Bu Zambiya anlaşmasına bir döneyim. Sayın Başkan onu zaten andı. İktidar cephesinde bir hareketlenme olacağından eminim ama Hulusi Akar’ı istifaya davet ediyorum. Tekrar ediyorum; Hulusi Akar’ı istifaya davet ediyorum. Niye mi? Okumadan bir anlaşmayı imzaladığı için. Yanındakilerin, mahiyetinde çalışanların disipline sevk edilmesini sağlamak lazım, çünkü harita bilgileri yok. Aynı şekilde Sayın Mevlüt Çavuşoğlu’nu istifaya davet ediyorum, çünkü onun görevi olmasa dahi anlaşmanın içeriği itibarıyla onun sorumluluğundadır ulusal düzeyde bunun eş güdümünün sağlanması. Aynı şekilde Dışişleri Bakanlığı personelinin istifası veya disipline gitmesi lazım.
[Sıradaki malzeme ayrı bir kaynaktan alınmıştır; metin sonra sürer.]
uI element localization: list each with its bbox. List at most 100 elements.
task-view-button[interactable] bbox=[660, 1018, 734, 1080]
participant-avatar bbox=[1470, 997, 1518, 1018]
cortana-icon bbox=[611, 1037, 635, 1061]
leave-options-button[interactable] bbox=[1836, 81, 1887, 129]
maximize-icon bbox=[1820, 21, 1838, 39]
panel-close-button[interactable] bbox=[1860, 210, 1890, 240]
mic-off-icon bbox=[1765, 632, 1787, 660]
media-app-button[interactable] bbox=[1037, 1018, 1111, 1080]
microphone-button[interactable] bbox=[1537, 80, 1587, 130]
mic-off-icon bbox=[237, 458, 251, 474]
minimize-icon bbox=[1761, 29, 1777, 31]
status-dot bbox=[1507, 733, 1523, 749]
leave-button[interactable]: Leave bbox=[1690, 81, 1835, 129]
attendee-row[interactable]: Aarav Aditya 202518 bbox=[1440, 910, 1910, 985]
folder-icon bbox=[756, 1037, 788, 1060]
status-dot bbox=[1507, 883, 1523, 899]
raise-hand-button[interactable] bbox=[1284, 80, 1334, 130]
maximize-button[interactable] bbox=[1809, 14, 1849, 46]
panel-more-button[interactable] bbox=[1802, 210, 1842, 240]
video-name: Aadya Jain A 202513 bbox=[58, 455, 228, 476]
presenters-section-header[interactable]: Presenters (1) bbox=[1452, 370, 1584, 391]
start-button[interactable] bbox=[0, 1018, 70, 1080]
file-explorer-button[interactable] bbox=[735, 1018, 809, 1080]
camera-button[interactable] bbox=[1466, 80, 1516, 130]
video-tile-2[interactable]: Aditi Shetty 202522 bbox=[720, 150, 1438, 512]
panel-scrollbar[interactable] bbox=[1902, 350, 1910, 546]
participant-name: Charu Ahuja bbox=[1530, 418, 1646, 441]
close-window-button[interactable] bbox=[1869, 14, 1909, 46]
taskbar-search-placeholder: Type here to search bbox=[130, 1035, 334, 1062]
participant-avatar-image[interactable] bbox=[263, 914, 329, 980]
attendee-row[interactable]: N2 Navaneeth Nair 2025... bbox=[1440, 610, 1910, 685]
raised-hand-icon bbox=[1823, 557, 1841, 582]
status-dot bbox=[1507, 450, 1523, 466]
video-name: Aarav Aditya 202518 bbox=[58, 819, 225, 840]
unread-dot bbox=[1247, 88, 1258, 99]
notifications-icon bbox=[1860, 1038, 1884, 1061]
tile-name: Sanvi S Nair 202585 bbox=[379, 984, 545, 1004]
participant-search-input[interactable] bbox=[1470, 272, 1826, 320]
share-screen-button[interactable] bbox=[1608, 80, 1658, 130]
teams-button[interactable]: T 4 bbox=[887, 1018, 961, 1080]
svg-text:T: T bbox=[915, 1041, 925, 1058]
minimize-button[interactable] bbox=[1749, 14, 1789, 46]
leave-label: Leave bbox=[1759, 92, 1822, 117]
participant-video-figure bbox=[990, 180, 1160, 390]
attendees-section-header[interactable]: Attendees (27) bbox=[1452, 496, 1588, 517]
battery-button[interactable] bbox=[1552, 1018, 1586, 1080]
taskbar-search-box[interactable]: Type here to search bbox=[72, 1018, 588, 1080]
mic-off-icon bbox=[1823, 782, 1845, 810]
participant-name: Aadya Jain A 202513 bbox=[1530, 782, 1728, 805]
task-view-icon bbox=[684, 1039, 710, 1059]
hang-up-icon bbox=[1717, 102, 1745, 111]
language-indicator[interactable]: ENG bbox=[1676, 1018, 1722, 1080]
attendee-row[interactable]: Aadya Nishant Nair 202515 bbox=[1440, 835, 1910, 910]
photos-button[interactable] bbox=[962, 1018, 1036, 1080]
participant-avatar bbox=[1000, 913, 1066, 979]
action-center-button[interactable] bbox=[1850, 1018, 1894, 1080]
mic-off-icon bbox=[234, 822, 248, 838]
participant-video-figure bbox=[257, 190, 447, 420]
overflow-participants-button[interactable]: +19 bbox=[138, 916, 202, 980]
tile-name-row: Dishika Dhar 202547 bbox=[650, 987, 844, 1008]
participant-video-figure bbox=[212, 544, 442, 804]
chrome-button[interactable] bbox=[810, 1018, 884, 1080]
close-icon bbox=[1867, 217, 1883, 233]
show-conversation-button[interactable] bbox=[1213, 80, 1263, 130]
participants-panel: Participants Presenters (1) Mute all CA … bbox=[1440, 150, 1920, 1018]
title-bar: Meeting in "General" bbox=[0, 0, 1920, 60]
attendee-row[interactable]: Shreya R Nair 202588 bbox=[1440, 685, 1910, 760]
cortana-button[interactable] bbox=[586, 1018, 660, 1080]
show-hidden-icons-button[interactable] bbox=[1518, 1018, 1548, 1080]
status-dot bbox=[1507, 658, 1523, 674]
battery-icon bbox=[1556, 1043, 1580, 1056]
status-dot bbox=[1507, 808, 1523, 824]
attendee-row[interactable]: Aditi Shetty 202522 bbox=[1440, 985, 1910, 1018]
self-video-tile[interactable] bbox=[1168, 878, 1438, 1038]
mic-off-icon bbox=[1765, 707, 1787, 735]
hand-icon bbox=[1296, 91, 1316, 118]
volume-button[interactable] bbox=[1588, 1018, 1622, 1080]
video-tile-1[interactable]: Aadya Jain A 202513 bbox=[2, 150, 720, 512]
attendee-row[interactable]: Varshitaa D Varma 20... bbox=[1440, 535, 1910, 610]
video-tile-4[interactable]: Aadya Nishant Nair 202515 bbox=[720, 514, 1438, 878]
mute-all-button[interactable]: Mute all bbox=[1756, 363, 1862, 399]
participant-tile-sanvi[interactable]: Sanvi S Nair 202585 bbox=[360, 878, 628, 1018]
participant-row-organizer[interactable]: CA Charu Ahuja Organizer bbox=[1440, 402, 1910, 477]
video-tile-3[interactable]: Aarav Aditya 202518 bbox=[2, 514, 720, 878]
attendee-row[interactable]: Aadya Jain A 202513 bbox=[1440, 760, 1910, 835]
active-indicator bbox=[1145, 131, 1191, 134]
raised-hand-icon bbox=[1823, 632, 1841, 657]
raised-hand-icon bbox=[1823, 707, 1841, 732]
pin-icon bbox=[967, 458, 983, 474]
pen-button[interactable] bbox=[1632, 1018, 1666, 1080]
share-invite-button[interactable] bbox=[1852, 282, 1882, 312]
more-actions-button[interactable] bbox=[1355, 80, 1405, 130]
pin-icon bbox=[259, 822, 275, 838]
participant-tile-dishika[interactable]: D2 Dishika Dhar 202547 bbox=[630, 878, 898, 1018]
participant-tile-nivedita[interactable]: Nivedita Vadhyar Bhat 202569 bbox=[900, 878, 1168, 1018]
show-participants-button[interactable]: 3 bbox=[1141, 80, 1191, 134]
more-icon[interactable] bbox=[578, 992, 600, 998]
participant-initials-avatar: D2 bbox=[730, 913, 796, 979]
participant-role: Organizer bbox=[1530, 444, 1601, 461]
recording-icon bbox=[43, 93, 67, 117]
Garabeti şimdi söyleyeceğim size: Bu anlaşma komisyonda görüşüldüğü zaman hiç kimse söz almadı. Ben temizim, o tarihte komisyon üyesi değilim. Belki buradaki arkadaşlar da komisyonda o gün yoklardı. Buradan şu çıkıyor: Komisyonda da bunu kimse okumamış. Şimdi ben size okuyacağım ne demek isteğimi ve Hulusi Akar’la Mevlüt Çavuşoğlu’nu niye istifaya çağırdığımı.
“ÜLKE KARADA, DENİZİ YOK”
Zambiya nasıl bir yer biliyor musunuz? Afrika’da, onu biliyoruz. Etrafındaki ülkeleri biliyor musunuz? Afganistan gibi bir ülke. Yani etrafında başka ülkeler var, denize çıkışı yok. Suyla alakası yok ülkenin. Anlaşmanın 2’nci maddesinin 7’nci fıkrasında ne yazıyor, biliyor musunuz? ‘Gemilerde ve karargâhlarda personel mübadelesi’. Gemi… Ülke karada, gemisi yok. Daha da garip, bir adım daha öteye gideyim: ‘Gemilerle karşılıklı liman ziyareti’. Nasıl yapacaksınız bu gemi ziyaretini? Fatih Sultan Mehmet mi olacaksınız? Karadan mı yürüteceksiniz bu gemileri? Zambiya gemileri karadan denize varacak, oradan Hint Okyanusu, Süveyş Kanalı ve İstanbul’a gelecek veya sizin gemileriniz Hint Okyanusu’na gidecek, oradan yine karadan, Fatih Sultan Mehmet usulü gidecekler. Nereye gidecekleri meçhul. Ya bir nehre gidecekler ya bir göle. Hâlbuki bu metinde ‘deniz’ yazıyor. İstifa etmeye çağırmayayım da ne diyeyim ben? Okumadan nasıl bir metin imzalanabilir? Siz artık bunun hesabını kimden istiyorsanız ondan sorun.”